Parma (lunedì, 7 luglio 2025) — La parrocchia del quartiere San Leonardo ha riaperto le porte ai fedeli. Dopo la chiusura forzata dei mesi scorsi, decisa a seguito di episodi di degrado e violenza avvenuti nei pressi del cortile, don Mauro Pongolini ha voluto segnare una svolta. “Era il momento di tornare ad aprire, ma con le dovute precauzioni”, spiega il parroco.
di Benedetta Rubini
Per garantire la sicurezza dei frequentatori della chiesa, sono stati installati impianti di videosorveglianza. “Abbiamo vissuto situazioni spiacevoli, con furti anche durante le funzioni religiose e atti di inciviltà dentro la chiesa stessa”, racconta don Mauro. “Alcune persone venivano minacciate, a volte si chiedeva denaro in modo insistente.
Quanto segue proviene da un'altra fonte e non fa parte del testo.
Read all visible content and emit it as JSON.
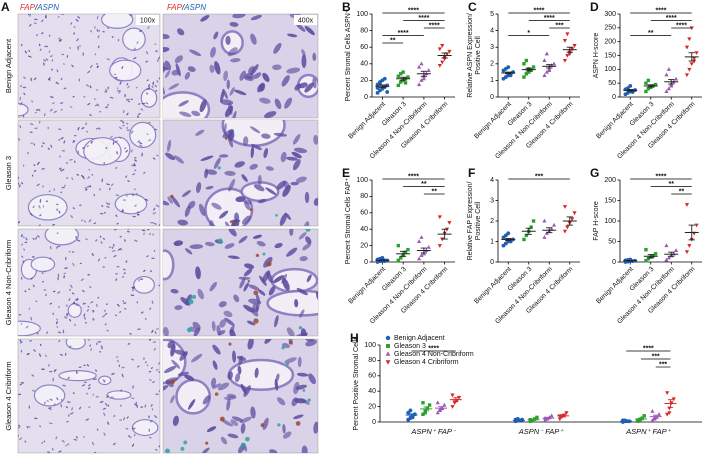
{
  "panel_a": {
    "label": "A",
    "stain": {
      "fap": "FAP",
      "slash": "/",
      "aspn": "ASPN"
    },
    "magnifications": [
      "100x",
      "400x"
    ],
    "rows": [
      "Benign Adjacent",
      "Gleason 3",
      "Gleason 4 Non-Cribriform",
      "Gleason 4 Cribriform"
    ]
  },
  "chart_data": [
    {
      "type": "dot",
      "label": "B",
      "ylabel": [
        "Percent Stromal Cells ASPN⁺"
      ],
      "categories": [
        "Benign Adjacent",
        "Gleason 3",
        "Gleason 4 Non-Cribriform",
        "Gleason 4 Cribriform"
      ],
      "colors": [
        "#1f5fb4",
        "#2ca02c",
        "#9b59b6",
        "#d62728"
      ],
      "markers": [
        "circle",
        "square",
        "triangle",
        "triangle-down"
      ],
      "points": [
        [
          5,
          8,
          10,
          12,
          14,
          15,
          18,
          20,
          22,
          6,
          11,
          16
        ],
        [
          14,
          18,
          20,
          22,
          24,
          25,
          28,
          30,
          17
        ],
        [
          15,
          20,
          25,
          28,
          32,
          36,
          40,
          22
        ],
        [
          38,
          42,
          48,
          52,
          55,
          58,
          62,
          46
        ]
      ],
      "means": [
        13,
        22,
        28,
        50
      ],
      "sems": [
        1.5,
        1.8,
        3,
        3
      ],
      "ylim": [
        0,
        100
      ],
      "yticks": [
        0,
        20,
        40,
        60,
        80,
        100
      ],
      "brackets": [
        {
          "from": 0,
          "to": 3,
          "label": "****"
        },
        {
          "from": 1,
          "to": 3,
          "label": "****"
        },
        {
          "from": 2,
          "to": 3,
          "label": "****"
        },
        {
          "from": 0,
          "to": 2,
          "label": "****"
        },
        {
          "from": 0,
          "to": 1,
          "label": "**"
        }
      ]
    },
    {
      "type": "dot",
      "label": "C",
      "ylabel": [
        "Relative ASPN Expression/",
        "Positive Cell"
      ],
      "categories": [
        "Benign Adjacent",
        "Gleason 3",
        "Gleason 4 Non-Cribriform",
        "Gleason 4 Cribriform"
      ],
      "colors": [
        "#1f5fb4",
        "#2ca02c",
        "#9b59b6",
        "#d62728"
      ],
      "markers": [
        "circle",
        "square",
        "triangle",
        "triangle-down"
      ],
      "points": [
        [
          1.1,
          1.2,
          1.3,
          1.4,
          1.5,
          1.6,
          1.7,
          1.8,
          1.3,
          1.5
        ],
        [
          1.2,
          1.4,
          1.5,
          1.6,
          1.8,
          2.0,
          2.2,
          1.7
        ],
        [
          1.3,
          1.5,
          1.7,
          1.9,
          2.0,
          2.2,
          2.6,
          1.6
        ],
        [
          2.2,
          2.5,
          2.7,
          2.9,
          3.1,
          3.4,
          3.8,
          2.6
        ]
      ],
      "means": [
        1.45,
        1.65,
        1.85,
        2.85
      ],
      "sems": [
        0.05,
        0.08,
        0.1,
        0.15
      ],
      "ylim": [
        0,
        5
      ],
      "yticks": [
        0,
        1,
        2,
        3,
        4,
        5
      ],
      "brackets": [
        {
          "from": 0,
          "to": 3,
          "label": "****"
        },
        {
          "from": 1,
          "to": 3,
          "label": "****"
        },
        {
          "from": 2,
          "to": 3,
          "label": "***"
        },
        {
          "from": 0,
          "to": 2,
          "label": "*"
        }
      ]
    },
    {
      "type": "dot",
      "label": "D",
      "ylabel": [
        "ASPN H-score"
      ],
      "categories": [
        "Benign Adjacent",
        "Gleason 3",
        "Gleason 4 Non-Cribriform",
        "Gleason 4 Cribriform"
      ],
      "colors": [
        "#1f5fb4",
        "#2ca02c",
        "#9b59b6",
        "#d62728"
      ],
      "markers": [
        "circle",
        "square",
        "triangle",
        "triangle-down"
      ],
      "points": [
        [
          10,
          15,
          20,
          22,
          25,
          28,
          32,
          40,
          18
        ],
        [
          20,
          30,
          35,
          40,
          45,
          50,
          60,
          38
        ],
        [
          20,
          30,
          45,
          55,
          65,
          80,
          100,
          40
        ],
        [
          80,
          100,
          120,
          140,
          160,
          180,
          210,
          250,
          130
        ]
      ],
      "means": [
        24,
        40,
        55,
        145
      ],
      "sems": [
        3,
        4,
        8,
        15
      ],
      "ylim": [
        0,
        300
      ],
      "yticks": [
        0,
        50,
        100,
        150,
        200,
        250,
        300
      ],
      "brackets": [
        {
          "from": 0,
          "to": 3,
          "label": "****"
        },
        {
          "from": 1,
          "to": 3,
          "label": "****"
        },
        {
          "from": 2,
          "to": 3,
          "label": "****"
        },
        {
          "from": 0,
          "to": 2,
          "label": "**"
        }
      ]
    },
    {
      "type": "dot",
      "label": "E",
      "ylabel": [
        "Percent Stromal Cells FAP⁺"
      ],
      "categories": [
        "Benign Adjacent",
        "Gleason 3",
        "Gleason 4 Non-Cribriform",
        "Gleason 4 Cribriform"
      ],
      "colors": [
        "#1f5fb4",
        "#2ca02c",
        "#9b59b6",
        "#d62728"
      ],
      "markers": [
        "circle",
        "square",
        "triangle",
        "triangle-down"
      ],
      "points": [
        [
          0,
          1,
          1,
          2,
          2,
          3,
          4,
          5,
          1
        ],
        [
          2,
          5,
          8,
          12,
          15,
          20
        ],
        [
          4,
          8,
          10,
          14,
          18,
          25,
          30
        ],
        [
          20,
          28,
          35,
          40,
          48,
          55
        ]
      ],
      "means": [
        2,
        10,
        14,
        34
      ],
      "sems": [
        0.5,
        3,
        3,
        6
      ],
      "ylim": [
        0,
        100
      ],
      "yticks": [
        0,
        20,
        40,
        60,
        80,
        100
      ],
      "brackets": [
        {
          "from": 0,
          "to": 3,
          "label": "****"
        },
        {
          "from": 1,
          "to": 3,
          "label": "**"
        },
        {
          "from": 2,
          "to": 3,
          "label": "**"
        }
      ]
    },
    {
      "type": "dot",
      "label": "F",
      "ylabel": [
        "Relative FAP Expression/",
        "Positive Cell"
      ],
      "categories": [
        "Benign Adjacent",
        "Gleason 3",
        "Gleason 4 Non-Cribriform",
        "Gleason 4 Cribriform"
      ],
      "colors": [
        "#1f5fb4",
        "#2ca02c",
        "#9b59b6",
        "#d62728"
      ],
      "markers": [
        "circle",
        "square",
        "triangle",
        "triangle-down"
      ],
      "points": [
        [
          0.8,
          0.9,
          1.0,
          1.0,
          1.1,
          1.2,
          1.3,
          1.4
        ],
        [
          1.1,
          1.3,
          1.5,
          1.7,
          2.0
        ],
        [
          1.2,
          1.4,
          1.5,
          1.6,
          1.8,
          2.0
        ],
        [
          1.5,
          1.7,
          1.9,
          2.1,
          2.4,
          2.7
        ]
      ],
      "means": [
        1.1,
        1.5,
        1.55,
        2.0
      ],
      "sems": [
        0.05,
        0.15,
        0.12,
        0.2
      ],
      "ylim": [
        0,
        4
      ],
      "yticks": [
        0,
        1,
        2,
        3,
        4
      ],
      "brackets": [
        {
          "from": 0,
          "to": 3,
          "label": "***"
        }
      ]
    },
    {
      "type": "dot",
      "label": "G",
      "ylabel": [
        "FAP H-score"
      ],
      "categories": [
        "Benign Adjacent",
        "Gleason 3",
        "Gleason 4 Non-Cribriform",
        "Gleason 4 Cribriform"
      ],
      "colors": [
        "#1f5fb4",
        "#2ca02c",
        "#9b59b6",
        "#d62728"
      ],
      "markers": [
        "circle",
        "square",
        "triangle",
        "triangle-down"
      ],
      "points": [
        [
          0,
          1,
          2,
          2,
          3,
          4,
          5,
          6
        ],
        [
          3,
          8,
          12,
          15,
          20,
          30
        ],
        [
          5,
          10,
          15,
          20,
          28,
          40
        ],
        [
          25,
          40,
          55,
          70,
          90,
          140
        ]
      ],
      "means": [
        3,
        14,
        19,
        72
      ],
      "sems": [
        0.8,
        4,
        5,
        18
      ],
      "ylim": [
        0,
        200
      ],
      "yticks": [
        0,
        50,
        100,
        150,
        200
      ],
      "brackets": [
        {
          "from": 0,
          "to": 3,
          "label": "****"
        },
        {
          "from": 1,
          "to": 3,
          "label": "**"
        },
        {
          "from": 2,
          "to": 3,
          "label": "**"
        }
      ]
    },
    {
      "type": "grouped-dot",
      "label": "H",
      "ylabel": [
        "Percent Positive Stromal Cells"
      ],
      "categories": [
        "ASPN⁺ FAP⁻",
        "ASPN⁻ FAP⁺",
        "ASPN⁺ FAP⁺"
      ],
      "legend": "upper left",
      "series": [
        {
          "name": "Benign Adjacent",
          "color": "#1f5fb4",
          "marker": "circle",
          "values": [
            [
              3,
              5,
              8,
              10,
              12,
              15,
              6
            ],
            [
              1,
              2,
              2,
              3,
              3,
              4
            ],
            [
              0,
              1,
              1,
              1,
              2,
              2
            ]
          ],
          "means": [
            9,
            2,
            1
          ],
          "sems": [
            1.5,
            0.3,
            0.2
          ]
        },
        {
          "name": "Gleason 3",
          "color": "#2ca02c",
          "marker": "square",
          "values": [
            [
              10,
              14,
              18,
              22,
              25,
              12
            ],
            [
              1,
              2,
              4,
              6,
              3
            ],
            [
              1,
              3,
              5,
              8,
              2
            ]
          ],
          "means": [
            17,
            3,
            4
          ],
          "sems": [
            2.5,
            0.8,
            1.2
          ]
        },
        {
          "name": "Gleason 4 Non-Cribriform",
          "color": "#9b59b6",
          "marker": "triangle",
          "values": [
            [
              12,
              15,
              18,
              22,
              25,
              16
            ],
            [
              2,
              4,
              6,
              8,
              5
            ],
            [
              2,
              4,
              6,
              10,
              14,
              5
            ]
          ],
          "means": [
            18,
            5,
            7
          ],
          "sems": [
            2,
            1,
            1.8
          ]
        },
        {
          "name": "Gleason 4 Cribriform",
          "color": "#d62728",
          "marker": "triangle-down",
          "values": [
            [
              20,
              25,
              28,
              32,
              35,
              26
            ],
            [
              4,
              7,
              9,
              12,
              8
            ],
            [
              10,
              18,
              25,
              30,
              38,
              12
            ]
          ],
          "means": [
            29,
            8,
            24
          ],
          "sems": [
            2.5,
            1.5,
            5
          ]
        }
      ],
      "ylim": [
        0,
        100
      ],
      "yticks": [
        0,
        20,
        40,
        60,
        80,
        100
      ],
      "brackets": [
        {
          "category": 0,
          "from": 0,
          "to": 3,
          "label": "****"
        },
        {
          "category": 2,
          "from": 0,
          "to": 3,
          "label": "****"
        },
        {
          "category": 2,
          "from": 1,
          "to": 3,
          "label": "***"
        },
        {
          "category": 2,
          "from": 2,
          "to": 3,
          "label": "***"
        }
      ]
    }
  ]
}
Io non conosco il valore di certe somme in determinati ambienti, ma spero siano le forze dell’ordine a chiarirlo”.
La chiesa era rimasta accessibile solo durante le celebrazioni. Ora, con i nuovi sistemi di controllo, è possibile accedervi di nuovo anche al di fuori degli orari di messa. “Abbiamo voluto lanciare un messaggio di speranza e fiducia. Questa parrocchia appartiene a chi abita qui da sempre. Se ci arrendessimo, il quartiere finirebbe per diventare un ghetto”, conclude il parroco, sottolineando l’importanza di non lasciare spazio all’abbandono. Un gesto concreto, quello della riapertura, che vuole essere un segnale di rinascita per tutto il quartiere.